As with the first statement by the army, the Defence Headquarters alarm failed to gain traction in public debate, and Mr Abubakar and the PDP equally ignored it.
But less than 24 hours later, three separate comments came from the army and the Buhari administration that elicited a scathing response from Mr Abubakar’s office. The first comment came from Mr Buratai, who said at at a meeting with federal lawmakers in Maiduguri that defeated politicians were plotting to undermine Mr Buhari’s government.
“The myriad of security challenges we are facing now in the North West, North Central and other parts of the country, I want to believe, and rightly so, is the fallout of the just concluded general elections,” Mr Buratai said. “There are several political interests, politicians in particular not happy with their defeat and therefore, trying to take revenge, sponsoring some these criminal activities.”
The claim was the most confrontational since the narrative began on May 4, but its pointedness was soon surpassed by Mr Mohammed.
Addressing a press briefing shortly after the Federal Executive Council meeting on Wednesday afternoon, the information minister said Mr Abubakar and the PDP were exhibiting “desperate tactics” to “sabotage the Buhari administration.”
Mr Mohammed said Mr Abubakar and his party have, “through their public utterances and their poorly-thought-out press releases,” attempted to make Nigeria ungovernable.
“Unless they quickly retrace their steps, they may, sooner than later, overreach themselves,” he said.
Also on Wednesday, the police issued a statement, alleging attempts by some activists to sabotage oil installations and worsen the country’s economic crisis. Although the statement was less specific and confrontational compared to others, it was widely deemed a part of the larger government narrative against the opposition.

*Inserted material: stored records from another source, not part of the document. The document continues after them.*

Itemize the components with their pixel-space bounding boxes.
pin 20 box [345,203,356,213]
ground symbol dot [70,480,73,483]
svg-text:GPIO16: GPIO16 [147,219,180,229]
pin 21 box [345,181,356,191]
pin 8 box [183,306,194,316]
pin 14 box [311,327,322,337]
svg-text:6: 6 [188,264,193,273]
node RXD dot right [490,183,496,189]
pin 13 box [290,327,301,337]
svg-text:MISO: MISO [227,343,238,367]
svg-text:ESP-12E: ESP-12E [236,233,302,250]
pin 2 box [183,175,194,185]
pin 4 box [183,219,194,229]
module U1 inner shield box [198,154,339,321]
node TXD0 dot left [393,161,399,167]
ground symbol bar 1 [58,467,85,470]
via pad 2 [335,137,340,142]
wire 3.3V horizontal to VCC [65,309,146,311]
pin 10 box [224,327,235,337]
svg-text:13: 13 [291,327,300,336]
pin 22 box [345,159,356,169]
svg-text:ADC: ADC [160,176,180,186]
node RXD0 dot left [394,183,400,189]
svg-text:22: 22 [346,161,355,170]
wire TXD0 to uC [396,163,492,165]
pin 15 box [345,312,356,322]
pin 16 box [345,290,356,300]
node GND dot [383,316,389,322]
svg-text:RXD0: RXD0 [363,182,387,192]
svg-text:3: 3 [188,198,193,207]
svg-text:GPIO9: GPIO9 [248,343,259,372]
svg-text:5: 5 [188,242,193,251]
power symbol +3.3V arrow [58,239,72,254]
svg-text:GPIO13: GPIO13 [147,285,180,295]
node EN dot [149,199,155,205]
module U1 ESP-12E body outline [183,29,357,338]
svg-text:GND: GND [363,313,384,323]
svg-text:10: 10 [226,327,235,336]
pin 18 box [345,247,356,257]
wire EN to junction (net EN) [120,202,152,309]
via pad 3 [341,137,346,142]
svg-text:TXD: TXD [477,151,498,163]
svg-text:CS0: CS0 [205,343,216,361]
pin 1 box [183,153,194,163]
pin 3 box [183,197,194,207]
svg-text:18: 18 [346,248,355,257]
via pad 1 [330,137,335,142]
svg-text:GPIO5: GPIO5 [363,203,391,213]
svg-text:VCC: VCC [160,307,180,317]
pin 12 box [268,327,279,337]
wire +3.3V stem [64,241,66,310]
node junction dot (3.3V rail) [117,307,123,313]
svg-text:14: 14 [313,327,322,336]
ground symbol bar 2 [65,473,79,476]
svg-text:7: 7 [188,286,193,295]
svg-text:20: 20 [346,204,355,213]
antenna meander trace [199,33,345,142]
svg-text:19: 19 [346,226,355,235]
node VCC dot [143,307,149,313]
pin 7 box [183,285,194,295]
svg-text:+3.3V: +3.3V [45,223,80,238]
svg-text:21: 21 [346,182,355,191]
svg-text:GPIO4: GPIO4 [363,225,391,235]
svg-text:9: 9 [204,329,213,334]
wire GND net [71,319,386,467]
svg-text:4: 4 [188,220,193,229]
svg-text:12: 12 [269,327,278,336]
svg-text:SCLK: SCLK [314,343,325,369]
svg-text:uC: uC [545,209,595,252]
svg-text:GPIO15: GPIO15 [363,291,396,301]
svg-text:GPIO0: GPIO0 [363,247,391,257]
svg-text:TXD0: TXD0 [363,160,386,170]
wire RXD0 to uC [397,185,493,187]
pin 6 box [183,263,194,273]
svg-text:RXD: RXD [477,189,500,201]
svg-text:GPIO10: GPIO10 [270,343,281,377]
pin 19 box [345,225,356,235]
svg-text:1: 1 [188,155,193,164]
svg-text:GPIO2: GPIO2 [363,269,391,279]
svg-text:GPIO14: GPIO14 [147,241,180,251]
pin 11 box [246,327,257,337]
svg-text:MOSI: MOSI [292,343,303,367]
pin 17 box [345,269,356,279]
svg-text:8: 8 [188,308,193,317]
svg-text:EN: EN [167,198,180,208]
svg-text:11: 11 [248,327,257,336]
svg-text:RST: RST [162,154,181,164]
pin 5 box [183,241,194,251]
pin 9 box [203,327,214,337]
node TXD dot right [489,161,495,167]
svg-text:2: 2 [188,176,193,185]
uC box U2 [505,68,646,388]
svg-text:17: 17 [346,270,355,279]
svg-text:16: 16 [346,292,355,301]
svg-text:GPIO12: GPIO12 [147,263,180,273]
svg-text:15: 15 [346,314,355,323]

Polity heat-up or political hot air?
Both the police and the Defence Headquarters did not return requests for comments about the rhetoric Thursday evening.
The ongoing scare of a purported attempt to overthrow the government is not the first under the current government. Exactly two years ago, Mr Buratai raised a similar alarm about a purported hobnobbing between military officers and some politicians.
The army chief said at the time that some politicians had approached officers with an agenda that included overthrowing the government because Mr Buhari was away in London on a prolonged medical vacation.
Mr Buratai also met with Vice President Yemi Osinbajo, who was acting as president, over the alleged plot.